Lard, the rendered body fat of the pig, has a high melting point and coalesces into especially large crystals when it cools to lower temperatures. That’s why lard acts as a terrific spacer between layers of dough. Lard was once widely considered the best fat for making flaky piecrust. Crisco was introduced in 1911 as a lard replacement with a long shelf life. Nowadays, lard has lost some of its popularity because of its pork flavor (which really goes quite well with apples, pears, cherries, and peaches) and widespread nutritional superstitions (even though lard, at 43 percent saturated fat, is less saturated than butter, at 50 percent, and may come out only a little worse than a vegetable shortening like Crisco, which contains 21 percent saturated fat to begin with and 14 percent transfatty acids when it is hydrogenated to make it solid.

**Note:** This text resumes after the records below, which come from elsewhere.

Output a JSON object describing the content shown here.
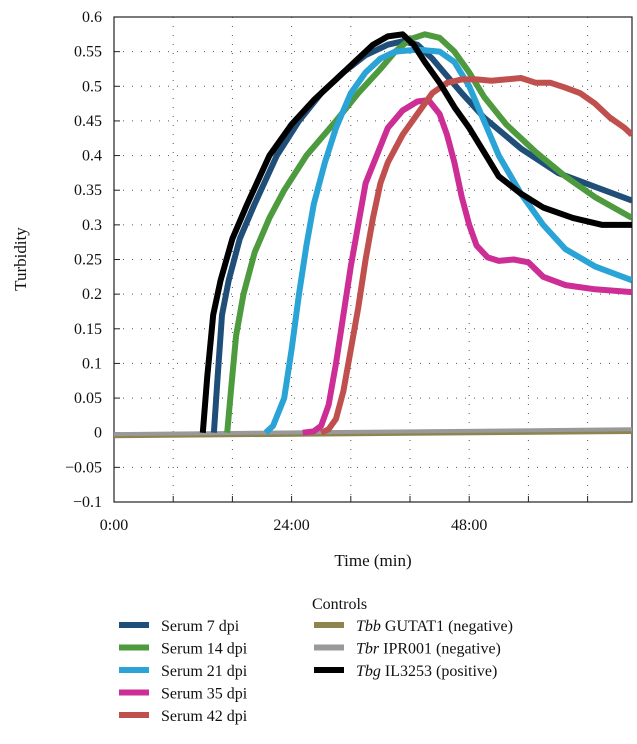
{
  "chart_data": {
    "type": "line",
    "xlabel": "Time (min)",
    "ylabel": "Turbidity",
    "xlim": [
      0,
      70
    ],
    "ylim": [
      -0.1,
      0.6
    ],
    "x_ticks": [
      0,
      24,
      48
    ],
    "x_tick_labels": [
      "0:00",
      "24:00",
      "48:00"
    ],
    "y_ticks": [
      -0.1,
      -0.05,
      0,
      0.05,
      0.1,
      0.15,
      0.2,
      0.25,
      0.3,
      0.35,
      0.4,
      0.45,
      0.5,
      0.55,
      0.6
    ],
    "y_tick_labels": [
      "−0.1",
      "−0.05",
      "0",
      "0.05",
      "0.1",
      "0.15",
      "0.2",
      "0.25",
      "0.3",
      "0.35",
      "0.4",
      "0.45",
      "0.5",
      "0.55",
      "0.6"
    ],
    "grid": true,
    "legend_position": "bottom",
    "controls_heading": "Controls",
    "series": [
      {
        "name": "Serum 7 dpi",
        "color": "#1f4e79",
        "legend_group": "serum",
        "points": [
          [
            13.5,
            0
          ],
          [
            14,
            0.08
          ],
          [
            14.6,
            0.17
          ],
          [
            15.5,
            0.22
          ],
          [
            17,
            0.28
          ],
          [
            19,
            0.33
          ],
          [
            22,
            0.4
          ],
          [
            25,
            0.45
          ],
          [
            28,
            0.49
          ],
          [
            31,
            0.52
          ],
          [
            34,
            0.545
          ],
          [
            37,
            0.56
          ],
          [
            39,
            0.565
          ],
          [
            41,
            0.56
          ],
          [
            43,
            0.54
          ],
          [
            45,
            0.515
          ],
          [
            47,
            0.49
          ],
          [
            50,
            0.455
          ],
          [
            55,
            0.41
          ],
          [
            60,
            0.375
          ],
          [
            65,
            0.355
          ],
          [
            70,
            0.335
          ]
        ]
      },
      {
        "name": "Serum 14 dpi",
        "color": "#4e9a3e",
        "legend_group": "serum",
        "points": [
          [
            15.3,
            0
          ],
          [
            15.8,
            0.06
          ],
          [
            16.5,
            0.14
          ],
          [
            17.5,
            0.2
          ],
          [
            19,
            0.26
          ],
          [
            21,
            0.31
          ],
          [
            23,
            0.35
          ],
          [
            26,
            0.4
          ],
          [
            30,
            0.45
          ],
          [
            33,
            0.49
          ],
          [
            36,
            0.525
          ],
          [
            38,
            0.55
          ],
          [
            40,
            0.568
          ],
          [
            42,
            0.575
          ],
          [
            44,
            0.57
          ],
          [
            46,
            0.55
          ],
          [
            48,
            0.52
          ],
          [
            50,
            0.485
          ],
          [
            53,
            0.445
          ],
          [
            57,
            0.405
          ],
          [
            61,
            0.37
          ],
          [
            65,
            0.34
          ],
          [
            70,
            0.31
          ]
        ]
      },
      {
        "name": "Serum 21 dpi",
        "color": "#2aa3d6",
        "legend_group": "serum",
        "points": [
          [
            20.5,
            0
          ],
          [
            21.5,
            0.01
          ],
          [
            23,
            0.05
          ],
          [
            24,
            0.12
          ],
          [
            25,
            0.2
          ],
          [
            26,
            0.27
          ],
          [
            27,
            0.33
          ],
          [
            28.5,
            0.39
          ],
          [
            30,
            0.44
          ],
          [
            32,
            0.49
          ],
          [
            34,
            0.52
          ],
          [
            36,
            0.54
          ],
          [
            38,
            0.55
          ],
          [
            41,
            0.553
          ],
          [
            44,
            0.55
          ],
          [
            46,
            0.535
          ],
          [
            48,
            0.5
          ],
          [
            50,
            0.45
          ],
          [
            52,
            0.4
          ],
          [
            55,
            0.345
          ],
          [
            58,
            0.3
          ],
          [
            61,
            0.265
          ],
          [
            65,
            0.24
          ],
          [
            70,
            0.22
          ]
        ]
      },
      {
        "name": "Serum 35 dpi",
        "color": "#cc2e95",
        "legend_group": "serum",
        "points": [
          [
            25.5,
            0
          ],
          [
            27,
            0.002
          ],
          [
            28,
            0.01
          ],
          [
            29,
            0.04
          ],
          [
            30,
            0.1
          ],
          [
            31,
            0.17
          ],
          [
            32,
            0.24
          ],
          [
            33,
            0.3
          ],
          [
            34,
            0.36
          ],
          [
            35.5,
            0.4
          ],
          [
            37,
            0.44
          ],
          [
            39,
            0.465
          ],
          [
            41,
            0.478
          ],
          [
            42.5,
            0.48
          ],
          [
            44,
            0.46
          ],
          [
            45,
            0.43
          ],
          [
            46,
            0.39
          ],
          [
            47,
            0.34
          ],
          [
            48,
            0.3
          ],
          [
            49,
            0.27
          ],
          [
            50.5,
            0.253
          ],
          [
            52,
            0.248
          ],
          [
            54,
            0.25
          ],
          [
            56,
            0.246
          ],
          [
            58,
            0.225
          ],
          [
            61,
            0.213
          ],
          [
            65,
            0.207
          ],
          [
            70,
            0.203
          ]
        ]
      },
      {
        "name": "Serum 42 dpi",
        "color": "#c0504d",
        "legend_group": "serum",
        "points": [
          [
            28,
            0
          ],
          [
            29,
            0.005
          ],
          [
            30,
            0.02
          ],
          [
            31,
            0.06
          ],
          [
            32,
            0.12
          ],
          [
            33,
            0.18
          ],
          [
            34,
            0.25
          ],
          [
            35,
            0.31
          ],
          [
            36,
            0.36
          ],
          [
            37,
            0.39
          ],
          [
            39,
            0.43
          ],
          [
            41,
            0.46
          ],
          [
            43,
            0.49
          ],
          [
            45,
            0.505
          ],
          [
            47,
            0.51
          ],
          [
            49,
            0.51
          ],
          [
            51,
            0.508
          ],
          [
            53,
            0.51
          ],
          [
            55,
            0.512
          ],
          [
            57,
            0.505
          ],
          [
            59,
            0.505
          ],
          [
            61,
            0.498
          ],
          [
            63,
            0.49
          ],
          [
            65,
            0.475
          ],
          [
            67,
            0.455
          ],
          [
            69,
            0.44
          ],
          [
            70,
            0.43
          ]
        ]
      },
      {
        "name": "GUTAT1 (negative)",
        "name_prefix": "Tbb",
        "color": "#8e8450",
        "legend_group": "controls",
        "points": [
          [
            0,
            -0.005
          ],
          [
            70,
            0.001
          ]
        ]
      },
      {
        "name": "IPR001 (negative)",
        "name_prefix": "Tbr",
        "color": "#999999",
        "legend_group": "controls",
        "points": [
          [
            0,
            -0.002
          ],
          [
            70,
            0.005
          ]
        ]
      },
      {
        "name": "IL3253 (positive)",
        "name_prefix": "Tbg",
        "color": "#000000",
        "legend_group": "controls",
        "points": [
          [
            12,
            0
          ],
          [
            12.6,
            0.08
          ],
          [
            13.4,
            0.17
          ],
          [
            14.4,
            0.22
          ],
          [
            16,
            0.28
          ],
          [
            18,
            0.33
          ],
          [
            21,
            0.4
          ],
          [
            24,
            0.445
          ],
          [
            27,
            0.48
          ],
          [
            30,
            0.51
          ],
          [
            33,
            0.54
          ],
          [
            35,
            0.56
          ],
          [
            37,
            0.572
          ],
          [
            39,
            0.575
          ],
          [
            40.5,
            0.56
          ],
          [
            42,
            0.535
          ],
          [
            44,
            0.505
          ],
          [
            46,
            0.47
          ],
          [
            48,
            0.44
          ],
          [
            50,
            0.405
          ],
          [
            52,
            0.37
          ],
          [
            55,
            0.345
          ],
          [
            58,
            0.325
          ],
          [
            62,
            0.31
          ],
          [
            66,
            0.3
          ],
          [
            70,
            0.3
          ]
        ]
      }
    ]
  }
}
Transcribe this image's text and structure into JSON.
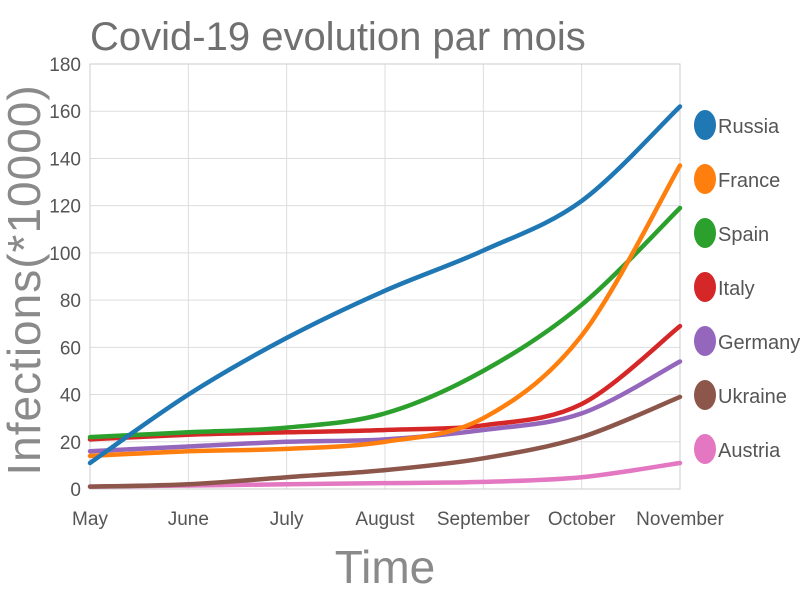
{
  "chart_data": {
    "type": "line",
    "title": "Covid-19 evolution par mois",
    "xlabel": "Time",
    "ylabel": "Infections(*10000)",
    "categories": [
      "May",
      "June",
      "July",
      "August",
      "September",
      "October",
      "November"
    ],
    "y_ticks": [
      "0",
      "20",
      "40",
      "60",
      "80",
      "100",
      "120",
      "140",
      "160",
      "180"
    ],
    "ylim": [
      0,
      180
    ],
    "grid": true,
    "legend_position": "right",
    "series": [
      {
        "name": "Russia",
        "color": "#1f77b4",
        "values": [
          11,
          40,
          64,
          84,
          101,
          122,
          162
        ]
      },
      {
        "name": "France",
        "color": "#ff7f0e",
        "values": [
          14,
          16,
          17,
          20,
          30,
          65,
          137
        ]
      },
      {
        "name": "Spain",
        "color": "#2ca02c",
        "values": [
          22,
          24,
          26,
          32,
          50,
          78,
          119
        ]
      },
      {
        "name": "Italy",
        "color": "#d62728",
        "values": [
          21,
          23,
          24,
          25,
          27,
          36,
          69
        ]
      },
      {
        "name": "Germany",
        "color": "#9467bd",
        "values": [
          16,
          18,
          20,
          21,
          25,
          32,
          54
        ]
      },
      {
        "name": "Ukraine",
        "color": "#8c564b",
        "values": [
          1,
          2,
          5,
          8,
          13,
          22,
          39
        ]
      },
      {
        "name": "Austria",
        "color": "#e377c2",
        "values": [
          1,
          1.5,
          2,
          2.5,
          3,
          5,
          11
        ]
      }
    ]
  }
}
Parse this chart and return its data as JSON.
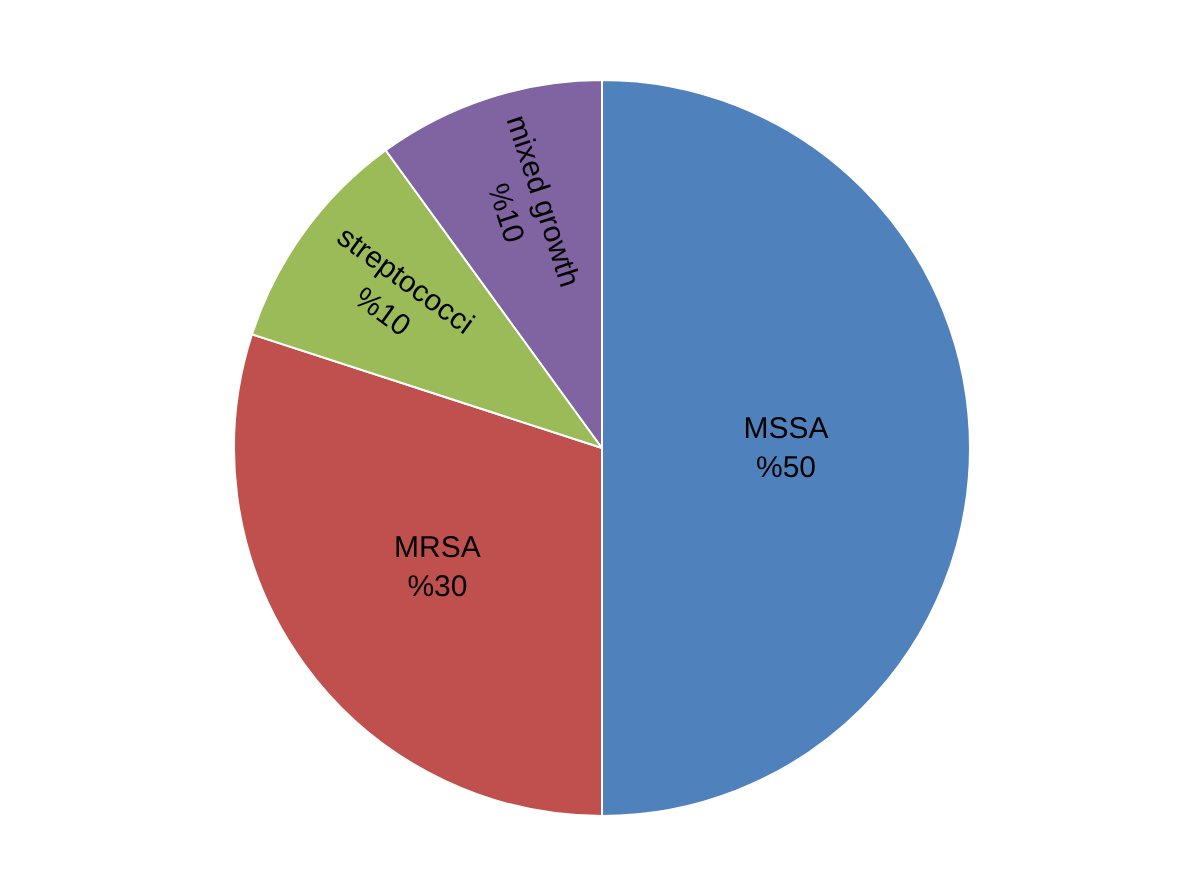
{
  "chart_data": {
    "type": "pie",
    "categories": [
      "MSSA",
      "MRSA",
      "streptococci",
      "mixed growth"
    ],
    "values": [
      50,
      30,
      10,
      10
    ],
    "value_labels": [
      "%50",
      "%30",
      "%10",
      "%10"
    ],
    "colors": [
      "#4f81bd",
      "#c0504d",
      "#9bbb59",
      "#8064a2"
    ],
    "legend": false
  }
}
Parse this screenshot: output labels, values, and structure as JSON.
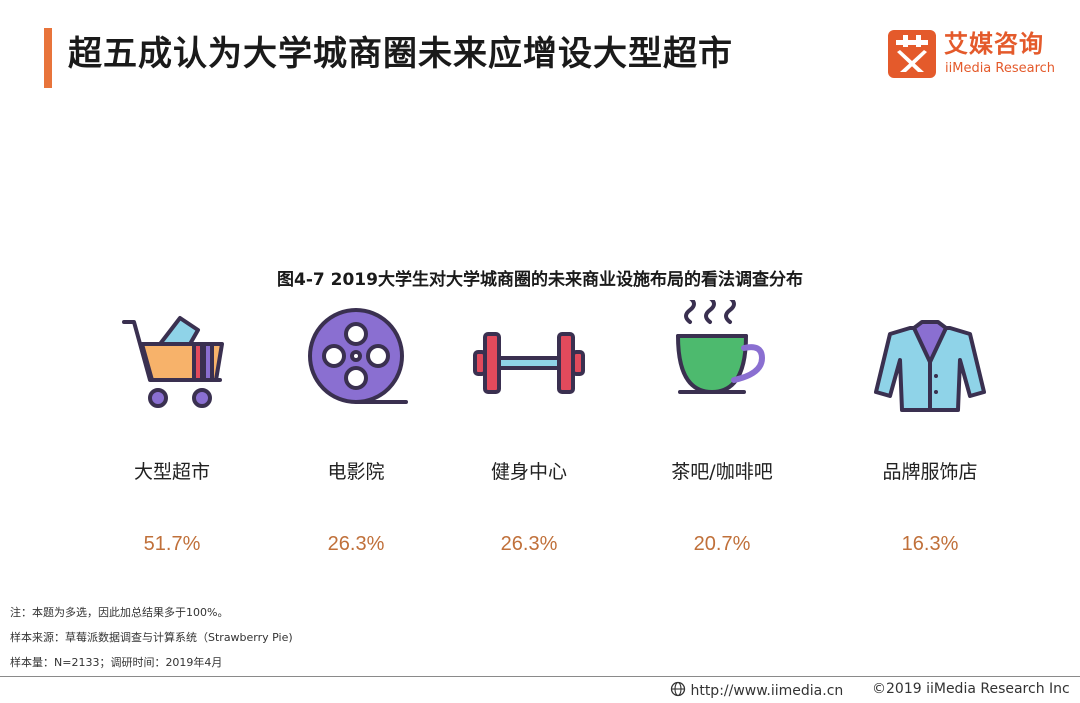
{
  "header": {
    "title": "超五成认为大学城商圈未来应增设大型超市"
  },
  "logo": {
    "cn": "艾媒咨询",
    "en": "iiMedia Research"
  },
  "chart_data": {
    "type": "bar",
    "title": "图4-7 2019大学生对大学城商圈的未来商业设施布局的看法调查分布",
    "categories": [
      "大型超市",
      "电影院",
      "健身中心",
      "茶吧/咖啡吧",
      "品牌服饰店"
    ],
    "values": [
      51.7,
      26.3,
      26.3,
      20.7,
      16.3
    ],
    "value_labels": [
      "51.7%",
      "26.3%",
      "26.3%",
      "20.7%",
      "16.3%"
    ],
    "icons": [
      "shopping-cart-icon",
      "film-reel-icon",
      "dumbbell-icon",
      "coffee-cup-icon",
      "jacket-icon"
    ],
    "xlabel": "",
    "ylabel": "",
    "value_color": "#c0703a"
  },
  "notes": [
    "注：本题为多选，因此加总结果多于100%。",
    "样本来源：草莓派数据调查与计算系统（Strawberry Pie)",
    "样本量：N=2133；调研时间：2019年4月"
  ],
  "footer": {
    "url": "http://www.iimedia.cn",
    "copyright": "©2019  iiMedia Research  Inc"
  },
  "colors": {
    "accent": "#e8743b",
    "brand": "#e45a2b"
  }
}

Which brings us back to my kitchen. My object was to get around all of this agonizing about gluten and fat, and to eliminate entirely the need for manual skill. Here is how I made the piecrust about to emerge from the oven: I followed the classic three-two-one formula, using Crisco and medium-protein all-purpose flour—totally ordinary, so far. But it was my technique that would soon astound both the baking world and Marion Cunningham. Using a food processor, I added half the shortening to all the flour and processed it like crazy, for five minutes, until it completely disappeared, coating all the little flour particles and immunizing them against what was to come—water and the threat of gluten. This technique would guarantee the tenderest of piecrusts. Next came all the water, processed briefly until everything began to form into clumps of dough. Finally, the rest of the shortening went in, briefly pulsed to leave it in pieces the size of M & M’s. These would form layers when the dough was rolled out. The expected result: perfectly tender, crisp, and flaky pastry.